According to BRC-Opinium Consumer Sentiment data, consumer expectations over the next three months show the state of the economy improved slightly to -35 in March, up from -37 in February.
Their personal financial situation improved slightly to -10 in March, up from -11 in February. Their personal spending on retail rose to 0 in March, up from -5 in February.
Their personal spending overall rose to +11 in March, up from +4 in February.
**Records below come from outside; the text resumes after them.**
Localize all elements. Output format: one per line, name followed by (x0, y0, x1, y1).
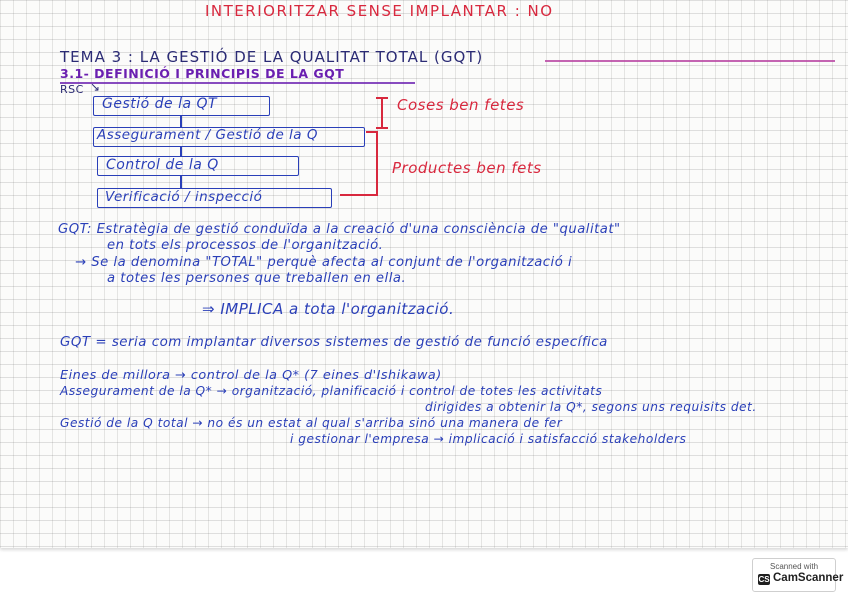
hierarchy-item-1: Gestió de la QT (102, 96, 218, 112)
rsc-label: RSC (60, 83, 84, 96)
bracket-top-vertical (381, 98, 383, 128)
scanner-brand: CamScanner (773, 572, 844, 584)
hierarchy-item-3: Control de la Q (106, 157, 219, 173)
note-line-4: Gestió de la Q total → no és un estat al qual s'arriba sinó una manera de fer (60, 416, 563, 430)
gqt-definition-line-4: a totes les persones que treballen en ella. (107, 271, 407, 286)
rsc-arrow-icon: ↘ (90, 80, 101, 94)
bracket-bottom-vertical (376, 131, 378, 196)
bracket-bottom-cap-b (340, 194, 378, 196)
bracket-top-cap-b (376, 127, 388, 129)
section-subtitle: 3.1- DEFINICIÓ I PRINCIPIS DE LA GQT (60, 66, 345, 81)
bracket-bottom-cap-a (366, 131, 378, 133)
gqt-definition-line-3: → Se la denomina "TOTAL" perquè afecta al conjunt de l'organització i (75, 255, 573, 270)
gqt-equals-line: GQT = seria com implantar diversos sistemes de gestió de funció específica (60, 335, 608, 350)
title-underline (545, 60, 835, 62)
note-line-5: i gestionar l'empresa → implicació i satisfacció stakeholders (290, 432, 687, 446)
gqt-definition-line-1: GQT: Estratègia de gestió conduïda a la creació d'una consciència de "qualitat" (58, 222, 621, 237)
camscanner-logo-icon: CS (758, 575, 770, 584)
note-line-1: Eines de millora → control de la Q* (7 eines d'Ishikawa) (60, 368, 442, 383)
bracket-top-cap-a (376, 97, 388, 99)
header-line: INTERIORITZAR SENSE IMPLANTAR : NO (205, 2, 554, 20)
gqt-definition-line-2: en tots els processos de l'organització. (107, 238, 384, 253)
implica-statement: ⇒ IMPLICA a tota l'organització. (202, 300, 455, 318)
page-title: TEMA 3 : LA GESTIÓ DE LA QUALITAT TOTAL (GQT) (60, 48, 484, 66)
hierarchy-item-2: Assegurament / Gestió de la Q (97, 127, 318, 143)
note-line-2: Assegurament de la Q* → organització, planificació i control de totes les activitats (60, 384, 603, 398)
scanner-caption: Scanned with (769, 562, 819, 571)
note-line-3: dirigides a obtenir la Q*, segons uns requisits det. (425, 400, 757, 414)
camscanner-badge (752, 558, 844, 592)
bracket-label-bottom: Productes ben fets (392, 159, 542, 177)
bracket-label-top: Coses ben fetes (397, 96, 525, 114)
subtitle-underline (60, 82, 415, 84)
hierarchy-item-4: Verificació / inspecció (105, 189, 263, 205)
Their personal saving fell to -5 in March, down from -3 in February.
Within the categories, consumer expectations over the same period for spending on home and garden furniture are down -8%, improving from -10% the previous month, while DIY and home improvements were up by +1%, improving from -1%.
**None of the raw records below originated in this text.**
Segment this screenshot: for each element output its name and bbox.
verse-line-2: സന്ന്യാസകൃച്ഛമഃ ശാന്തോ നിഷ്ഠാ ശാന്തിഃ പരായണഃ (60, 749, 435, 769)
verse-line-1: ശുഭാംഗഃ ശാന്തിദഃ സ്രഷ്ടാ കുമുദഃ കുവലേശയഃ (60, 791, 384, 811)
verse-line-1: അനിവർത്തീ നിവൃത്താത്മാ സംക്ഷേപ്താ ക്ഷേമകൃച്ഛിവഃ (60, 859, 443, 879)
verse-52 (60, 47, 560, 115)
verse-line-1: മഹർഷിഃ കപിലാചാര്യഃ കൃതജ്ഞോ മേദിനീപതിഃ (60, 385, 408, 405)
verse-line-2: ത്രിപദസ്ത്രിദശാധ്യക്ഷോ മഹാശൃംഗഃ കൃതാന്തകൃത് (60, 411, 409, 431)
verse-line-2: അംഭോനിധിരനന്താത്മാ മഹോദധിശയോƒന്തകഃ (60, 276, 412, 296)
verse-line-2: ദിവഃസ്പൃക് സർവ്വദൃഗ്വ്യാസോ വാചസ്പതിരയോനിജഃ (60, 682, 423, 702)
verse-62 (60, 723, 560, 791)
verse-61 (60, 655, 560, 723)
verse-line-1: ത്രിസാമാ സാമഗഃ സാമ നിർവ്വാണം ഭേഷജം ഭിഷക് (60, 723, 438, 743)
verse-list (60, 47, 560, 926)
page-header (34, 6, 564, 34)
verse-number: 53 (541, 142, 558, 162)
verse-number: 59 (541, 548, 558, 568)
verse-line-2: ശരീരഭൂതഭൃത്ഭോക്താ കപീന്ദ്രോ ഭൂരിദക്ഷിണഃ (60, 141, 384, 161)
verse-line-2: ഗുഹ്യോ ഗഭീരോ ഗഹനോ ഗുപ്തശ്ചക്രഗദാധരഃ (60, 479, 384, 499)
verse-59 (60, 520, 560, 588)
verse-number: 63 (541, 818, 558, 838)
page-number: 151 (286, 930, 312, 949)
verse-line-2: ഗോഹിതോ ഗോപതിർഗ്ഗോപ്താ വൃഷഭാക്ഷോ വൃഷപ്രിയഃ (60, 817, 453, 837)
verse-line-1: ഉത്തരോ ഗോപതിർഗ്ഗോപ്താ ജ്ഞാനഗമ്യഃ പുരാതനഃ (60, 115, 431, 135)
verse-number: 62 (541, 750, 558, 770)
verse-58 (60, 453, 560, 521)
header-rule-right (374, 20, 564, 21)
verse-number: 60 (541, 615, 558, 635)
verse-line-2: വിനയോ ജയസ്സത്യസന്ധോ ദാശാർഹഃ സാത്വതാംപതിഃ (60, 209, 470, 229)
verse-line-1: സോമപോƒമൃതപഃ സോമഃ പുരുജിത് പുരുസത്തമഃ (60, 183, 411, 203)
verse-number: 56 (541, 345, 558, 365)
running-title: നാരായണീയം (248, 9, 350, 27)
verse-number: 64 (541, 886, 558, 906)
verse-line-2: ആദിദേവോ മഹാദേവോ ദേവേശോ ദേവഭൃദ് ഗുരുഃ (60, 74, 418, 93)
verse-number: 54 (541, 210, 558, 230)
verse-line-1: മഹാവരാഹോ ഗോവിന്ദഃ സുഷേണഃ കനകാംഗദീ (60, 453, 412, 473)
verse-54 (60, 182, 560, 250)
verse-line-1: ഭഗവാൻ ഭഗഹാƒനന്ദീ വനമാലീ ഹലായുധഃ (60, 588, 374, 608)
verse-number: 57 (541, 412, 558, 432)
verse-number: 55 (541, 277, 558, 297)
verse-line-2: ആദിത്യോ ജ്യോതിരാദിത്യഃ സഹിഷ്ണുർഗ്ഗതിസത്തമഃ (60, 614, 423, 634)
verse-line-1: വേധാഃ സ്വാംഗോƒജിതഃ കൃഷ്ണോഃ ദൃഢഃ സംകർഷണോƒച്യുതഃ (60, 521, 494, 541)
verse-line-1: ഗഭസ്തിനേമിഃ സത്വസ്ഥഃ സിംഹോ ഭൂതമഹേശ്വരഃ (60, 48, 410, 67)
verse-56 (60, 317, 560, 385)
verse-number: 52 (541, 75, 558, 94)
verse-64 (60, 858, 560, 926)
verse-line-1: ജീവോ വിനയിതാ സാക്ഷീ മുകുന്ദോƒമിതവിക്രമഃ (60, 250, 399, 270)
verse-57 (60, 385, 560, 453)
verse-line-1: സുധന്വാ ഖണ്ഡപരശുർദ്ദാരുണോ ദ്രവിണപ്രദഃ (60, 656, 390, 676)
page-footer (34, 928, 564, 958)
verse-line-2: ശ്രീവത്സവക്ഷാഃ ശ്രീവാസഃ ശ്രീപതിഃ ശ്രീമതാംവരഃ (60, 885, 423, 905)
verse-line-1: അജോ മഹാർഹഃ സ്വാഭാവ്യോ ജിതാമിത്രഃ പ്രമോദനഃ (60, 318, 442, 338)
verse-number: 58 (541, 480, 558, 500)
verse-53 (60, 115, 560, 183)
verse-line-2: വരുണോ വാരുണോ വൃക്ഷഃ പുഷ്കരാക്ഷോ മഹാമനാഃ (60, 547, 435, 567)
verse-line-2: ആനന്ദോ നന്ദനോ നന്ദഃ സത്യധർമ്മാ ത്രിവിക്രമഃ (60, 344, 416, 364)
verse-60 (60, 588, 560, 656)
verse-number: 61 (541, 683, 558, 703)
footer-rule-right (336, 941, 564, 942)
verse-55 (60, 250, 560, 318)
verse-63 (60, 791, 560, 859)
Helen Dickinson, Chief Executive of the British Retail Consortium, said: “This was coupled with an increase in spending expectations for the three months ahead, both for retail spending and spending more generally. Within retail, spending expectations for DIY and home improvements moved into positive territory for the first time.
“Across all categories, Gen Z (18-27) expected to spend more than the previous 3 months in every category, while Gen X (44-59) planned the biggest cuts to spending for most items, excluding food. Food and grocery spending expectations continued to outperform other categories, hitting a new high, though this could also be due to the expectation of rising prices.
“The Spring statement is an opportunity for government to inject some confidence back into the economy. In a matter of weeks, retailers grapple with the reality of billions in extra costs from the increases to employer National Insurance and the National Living Wage. This £5bn in new costs will give many no option but to push prices up.
“Food inflation is likely to hit 5% by the end of the year, and with further costs from the new packaging tax and implementation of the Employment Rights Bill, prices risk being pushed up further. Without a much needed confidence boost from government, the scale of new costs will see retail investment fall further, holding back future growth in the economy.”